After a quick huddle, students in Heather Manchester’s fifth-grade
class at Newport Elementary School on Monday broke away and took up their
positions at one of 12 “learning centers.”
The goal is to engage all the students while Manchester works with
individual reading groups. The idea is to make sure students of all
levels are challenged.
At one side of the classroom, two boys eagerly donned plastic gloves
and grabbed the halved sheep hearts awaiting their examination.
“Why do we have to wear gloves?” groaned Taylor Stevenson, 11.
“You want to touch it? You’re sick,” replied Jeff Cefalia, 10, as he
stuck a gloved finger into a heart.
Educational, fascinating and a tad rank at the same time, students
thoroughly enjoyed the hands on science center.

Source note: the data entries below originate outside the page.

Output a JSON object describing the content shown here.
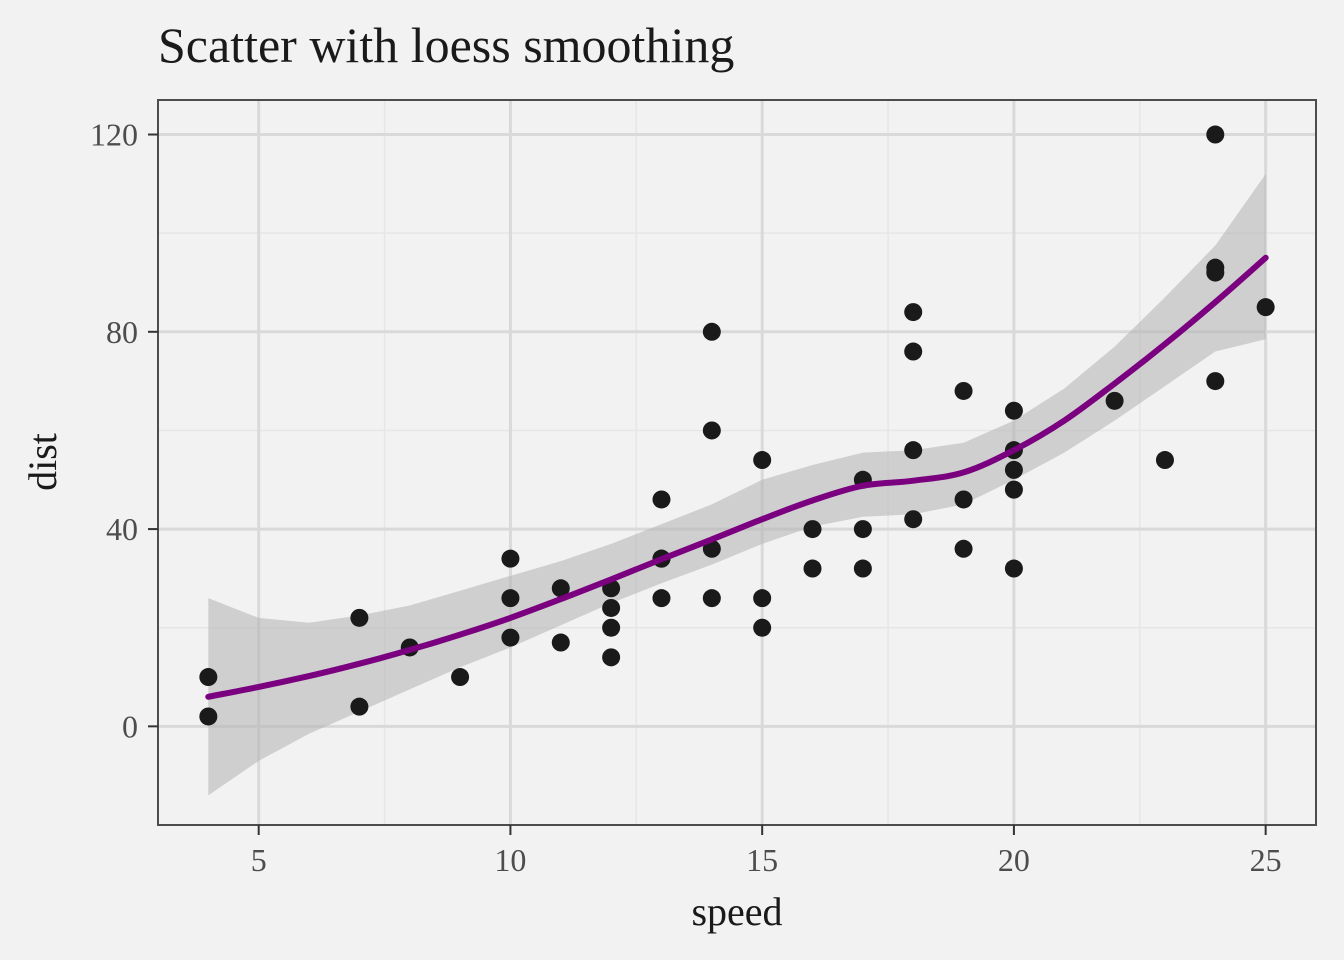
{
  "chart_data": {
    "type": "scatter",
    "title": "Scatter with loess smoothing",
    "xlabel": "speed",
    "ylabel": "dist",
    "xlim": [
      3,
      26
    ],
    "ylim": [
      -20,
      127
    ],
    "x_ticks": [
      5,
      10,
      15,
      20,
      25
    ],
    "y_ticks": [
      0,
      40,
      80,
      120
    ],
    "x_minor_ticks": [
      7.5,
      12.5,
      17.5,
      22.5
    ],
    "y_minor_ticks": [
      20,
      60,
      100
    ],
    "grid": true,
    "colors": {
      "points": "#1a1a1a",
      "smooth_line": "#7a0080",
      "ribbon": "#b3b3b3",
      "background": "#f2f2f2",
      "grid_major": "#d9d9d9",
      "grid_minor": "#e6e6e6",
      "panel_border": "#4d4d4d"
    },
    "points": {
      "x": [
        4,
        4,
        7,
        7,
        8,
        9,
        10,
        10,
        10,
        11,
        11,
        12,
        12,
        12,
        12,
        13,
        13,
        13,
        13,
        14,
        14,
        14,
        14,
        15,
        15,
        15,
        16,
        16,
        17,
        17,
        17,
        18,
        18,
        18,
        18,
        19,
        19,
        19,
        20,
        20,
        20,
        20,
        20,
        22,
        23,
        24,
        24,
        24,
        24,
        25
      ],
      "y": [
        2,
        10,
        4,
        22,
        16,
        10,
        18,
        26,
        34,
        17,
        28,
        14,
        20,
        24,
        28,
        26,
        34,
        34,
        46,
        26,
        36,
        60,
        80,
        20,
        26,
        54,
        32,
        40,
        32,
        40,
        50,
        42,
        56,
        76,
        84,
        36,
        46,
        68,
        32,
        48,
        52,
        56,
        64,
        66,
        54,
        70,
        92,
        93,
        120,
        85
      ]
    },
    "smooth": {
      "x": [
        4,
        5,
        6,
        7,
        8,
        9,
        10,
        11,
        12,
        13,
        14,
        15,
        16,
        17,
        18,
        19,
        20,
        21,
        22,
        23,
        24,
        25
      ],
      "y": [
        6,
        8,
        10.2,
        12.7,
        15.5,
        18.6,
        22,
        25.8,
        29.8,
        33.9,
        37.9,
        42,
        45.8,
        48.8,
        49.8,
        51.5,
        56,
        62,
        69.5,
        77.5,
        86,
        95
      ],
      "lower": [
        -14,
        -7,
        -1.5,
        3,
        7.5,
        12,
        16,
        20.5,
        25,
        29,
        32.8,
        37,
        40.5,
        42.5,
        43,
        45,
        50,
        55.5,
        62,
        69,
        76,
        78.5
      ],
      "upper": [
        26,
        22,
        21,
        22.5,
        24.5,
        27.5,
        30.5,
        33.5,
        37,
        41,
        45,
        50,
        53,
        55.5,
        56,
        57.5,
        62,
        68.5,
        77,
        87,
        97.5,
        112
      ]
    }
  }
}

A bookcase away, three girls wrote poetry and stories as part of the
writing center.
One wrote a poem that started with the word “school” down the
left-hand side of the page and worked off the letters.

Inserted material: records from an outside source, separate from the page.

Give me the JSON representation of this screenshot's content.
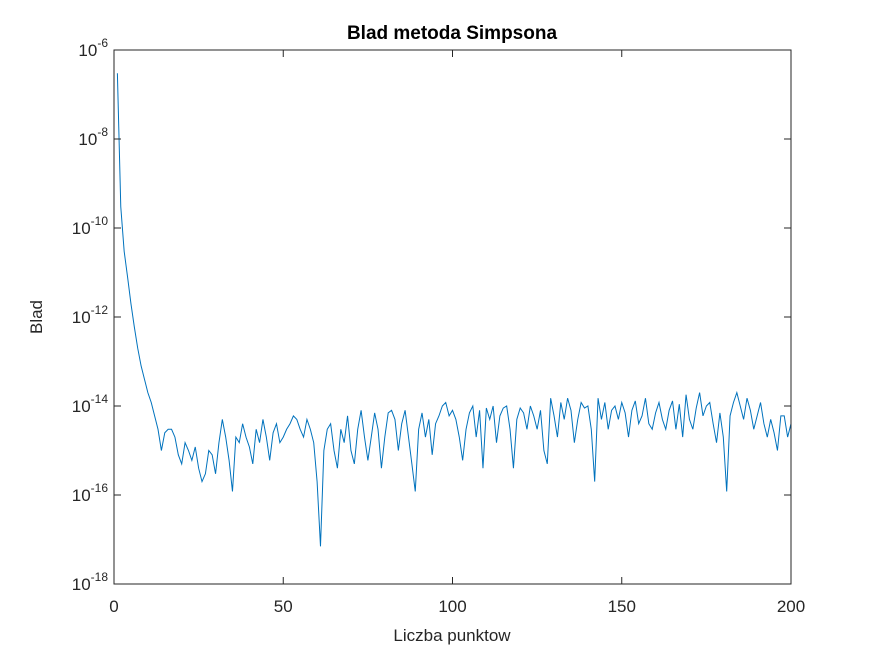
{
  "chart_data": {
    "type": "line",
    "title": "Blad metoda Simpsona",
    "xlabel": "Liczba punktow",
    "ylabel": "Blad",
    "color": "#0072BD",
    "yscale": "log",
    "grid": false,
    "xlim": [
      0,
      200
    ],
    "xticks": [
      0,
      50,
      100,
      150,
      200
    ],
    "ylim": [
      1e-18,
      1e-06
    ],
    "yticks": [
      {
        "value": 1e-18,
        "label": "10^-18"
      },
      {
        "value": 1e-16,
        "label": "10^-16"
      },
      {
        "value": 1e-14,
        "label": "10^-14"
      },
      {
        "value": 1e-12,
        "label": "10^-12"
      },
      {
        "value": 1e-10,
        "label": "10^-10"
      },
      {
        "value": 1e-08,
        "label": "10^-8"
      },
      {
        "value": 1e-06,
        "label": "10^-6"
      }
    ],
    "x": [
      1,
      2,
      3,
      4,
      5,
      6,
      7,
      8,
      9,
      10,
      11,
      12,
      13,
      14,
      15,
      16,
      17,
      18,
      19,
      20,
      21,
      22,
      23,
      24,
      25,
      26,
      27,
      28,
      29,
      30,
      31,
      32,
      33,
      34,
      35,
      36,
      37,
      38,
      39,
      40,
      41,
      42,
      43,
      44,
      45,
      46,
      47,
      48,
      49,
      50,
      51,
      52,
      53,
      54,
      55,
      56,
      57,
      58,
      59,
      60,
      61,
      62,
      63,
      64,
      65,
      66,
      67,
      68,
      69,
      70,
      71,
      72,
      73,
      74,
      75,
      76,
      77,
      78,
      79,
      80,
      81,
      82,
      83,
      84,
      85,
      86,
      87,
      88,
      89,
      90,
      91,
      92,
      93,
      94,
      95,
      96,
      97,
      98,
      99,
      100,
      101,
      102,
      103,
      104,
      105,
      106,
      107,
      108,
      109,
      110,
      111,
      112,
      113,
      114,
      115,
      116,
      117,
      118,
      119,
      120,
      121,
      122,
      123,
      124,
      125,
      126,
      127,
      128,
      129,
      130,
      131,
      132,
      133,
      134,
      135,
      136,
      137,
      138,
      139,
      140,
      141,
      142,
      143,
      144,
      145,
      146,
      147,
      148,
      149,
      150,
      151,
      152,
      153,
      154,
      155,
      156,
      157,
      158,
      159,
      160,
      161,
      162,
      163,
      164,
      165,
      166,
      167,
      168,
      169,
      170,
      171,
      172,
      173,
      174,
      175,
      176,
      177,
      178,
      179,
      180,
      181,
      182,
      183,
      184,
      185,
      186,
      187,
      188,
      189,
      190,
      191,
      192,
      193,
      194,
      195,
      196,
      197,
      198,
      199,
      200
    ],
    "values": [
      3e-07,
      3e-10,
      3e-11,
      8e-12,
      2e-12,
      6e-13,
      2e-13,
      8e-14,
      4e-14,
      2e-14,
      1.2e-14,
      6e-15,
      3e-15,
      1e-15,
      2.5e-15,
      3e-15,
      3e-15,
      2e-15,
      8e-16,
      5e-16,
      1.5e-15,
      1e-15,
      6e-16,
      1.2e-15,
      4e-16,
      2e-16,
      3e-16,
      1e-15,
      8e-16,
      3e-16,
      1.5e-15,
      5e-15,
      2e-15,
      6e-16,
      1.2e-16,
      2e-15,
      1.5e-15,
      4e-15,
      2e-15,
      1.2e-15,
      5e-16,
      3e-15,
      1.5e-15,
      5e-15,
      2e-15,
      6e-16,
      2.5e-15,
      4e-15,
      1.5e-15,
      2e-15,
      3e-15,
      4e-15,
      6e-15,
      5e-15,
      3e-15,
      2e-15,
      5e-15,
      3e-15,
      1.5e-15,
      2e-16,
      7e-18,
      1e-15,
      3e-15,
      4e-15,
      1e-15,
      4e-16,
      3e-15,
      1.5e-15,
      6e-15,
      1e-15,
      5e-16,
      3e-15,
      8e-15,
      2e-15,
      6e-16,
      2e-15,
      7e-15,
      3e-15,
      4e-16,
      2e-15,
      7e-15,
      8e-15,
      5e-15,
      1e-15,
      4e-15,
      8e-15,
      2e-15,
      5e-16,
      1.2e-16,
      3e-15,
      7e-15,
      2e-15,
      5e-15,
      8e-16,
      4e-15,
      6e-15,
      1e-14,
      1.2e-14,
      6e-15,
      8e-15,
      5e-15,
      2e-15,
      6e-16,
      3e-15,
      7e-15,
      1e-14,
      2e-15,
      8e-15,
      4e-16,
      9e-15,
      5e-15,
      1e-14,
      1.5e-15,
      6e-15,
      9e-15,
      1e-14,
      3e-15,
      4e-16,
      5e-15,
      9e-15,
      7e-15,
      3e-15,
      1e-14,
      6e-15,
      3e-15,
      8e-15,
      1e-15,
      5e-16,
      1.5e-14,
      6e-15,
      2e-15,
      1.2e-14,
      5e-15,
      1.5e-14,
      8e-15,
      1.5e-15,
      5e-15,
      1.2e-14,
      9e-15,
      1e-14,
      3e-15,
      2e-16,
      1.5e-14,
      5e-15,
      1.2e-14,
      3e-15,
      8e-15,
      1e-14,
      5e-15,
      1.2e-14,
      7e-15,
      2e-15,
      8e-15,
      1.3e-14,
      4e-15,
      6e-15,
      1.5e-14,
      4e-15,
      3e-15,
      7e-15,
      1.2e-14,
      5e-15,
      3e-15,
      8e-15,
      1.3e-14,
      3e-15,
      1.1e-14,
      2e-15,
      1.8e-14,
      5e-15,
      3e-15,
      9e-15,
      2e-14,
      6e-15,
      1e-14,
      1.2e-14,
      4e-15,
      1.5e-15,
      7e-15,
      2e-15,
      1.2e-16,
      6e-15,
      1.2e-14,
      2e-14,
      1e-14,
      5e-15,
      1.5e-14,
      8e-15,
      3e-15,
      6e-15,
      1.2e-14,
      4e-15,
      2e-15,
      5e-15,
      2.5e-15,
      1e-15,
      6e-15,
      6e-15,
      2e-15,
      4e-15
    ]
  }
}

Another was writing an intricate fictional spy story.
“I’m writing about bullies and how they should go to seminars so they
won’t be mean to people,” said Brandijo Kistler, 10.
Down and around a grouping of desks, sat a crew assembling Styrofoam
states at the geography center.
The group was building a huge raised map of the United States on the
floor.
One boy sorted labels with the names of all 50 states on them. Another
sat amid a pile of multicolored states trying to determine which was
which by shape. A third sat on the sponge puzzle board and fit the Velcro
states together while a girl, looking at the picture on the puzzles box,
directed the rest.
Still more students sat scattered on the floor, at desks -- even on
counter tops reading books and doing other center activities quietly.

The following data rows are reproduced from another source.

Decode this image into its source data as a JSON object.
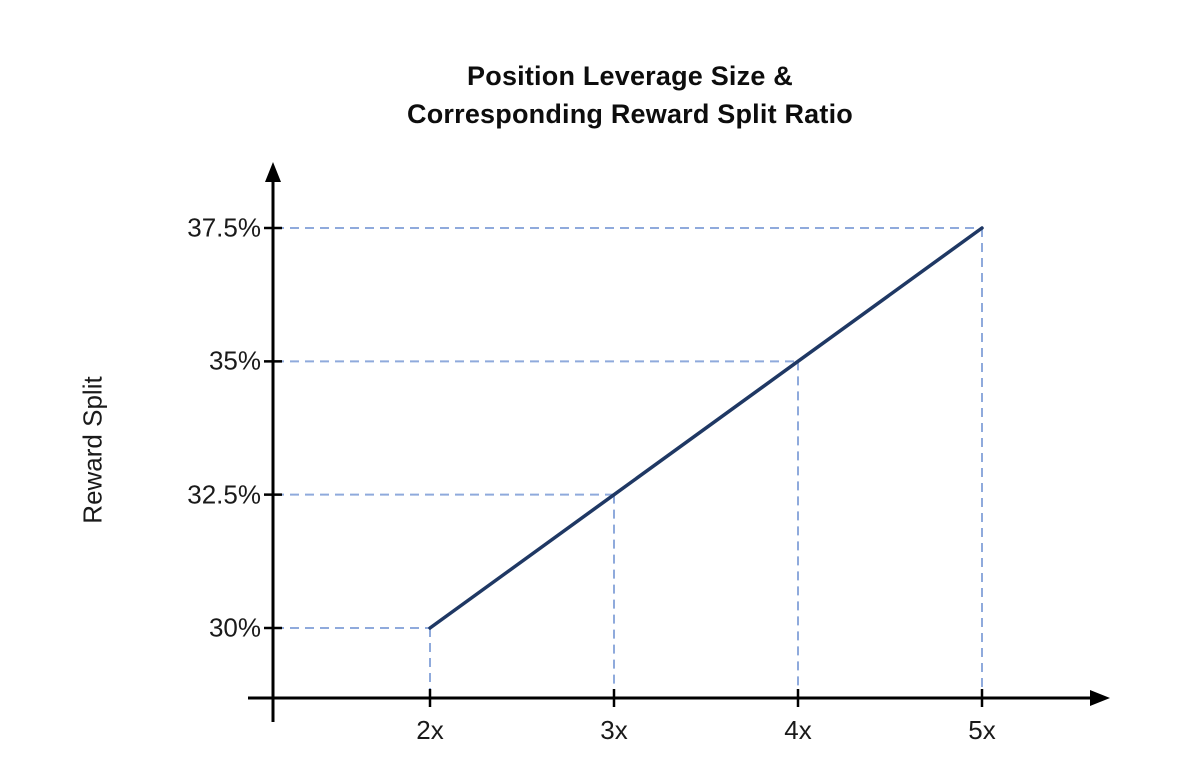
{
  "page": {
    "background_color": "#ffffff"
  },
  "chart_data": {
    "type": "line",
    "title": "Position Leverage Size & Corresponding Reward Split Ratio",
    "title_lines": [
      "Position Leverage Size &",
      "Corresponding Reward Split Ratio"
    ],
    "xlabel": "",
    "ylabel": "Reward Split",
    "x_tick_labels": [
      "2x",
      "3x",
      "4x",
      "5x"
    ],
    "y_tick_labels": [
      "30%",
      "32.5%",
      "35%",
      "37.5%"
    ],
    "points": [
      {
        "x": 2,
        "y": 30,
        "x_label": "2x",
        "y_label": "30%"
      },
      {
        "x": 3,
        "y": 32.5,
        "x_label": "3x",
        "y_label": "32.5%"
      },
      {
        "x": 4,
        "y": 35,
        "x_label": "4x",
        "y_label": "35%"
      },
      {
        "x": 5,
        "y": 37.5,
        "x_label": "5x",
        "y_label": "37.5%"
      }
    ],
    "series": [
      {
        "name": "Reward Split",
        "x": [
          2,
          3,
          4,
          5
        ],
        "y": [
          30,
          32.5,
          35,
          37.5
        ]
      }
    ],
    "xlim": [
      1.1,
      5.7
    ],
    "ylim": [
      28.7,
      40.1
    ],
    "grid": false,
    "legend": false,
    "guide_lines": "dashed from each data point to both axes",
    "colors": {
      "line": "#1F3864",
      "guide_dashed": "#8FAADC",
      "axis": "#000000",
      "text": "#1A1A1A",
      "title": "#0D0D0D"
    }
  }
}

Two students played checkers as part of their logic center, while a
couple more played Yatzee, a math activity.
Before I reached the bank of computers to find out what they were
doing, there was a tap on my shoulder.
“We found you online,” Dillan O’Neal, 11, said to me. “We looked you
up on the Web.”
Dillan, who was at the research center, where she could research
anything she chose online, decided to find out a bit about the visitor to
the classroom.
“I read this story by you,” said Ashley Flynn, 10. “Did you write the
whole thing?”
When I came full circle and checked back with the progress of the
science boys -- they had taken off the gloves and were diving in with
relish.
“It feels a lot slimier,” Taylor said.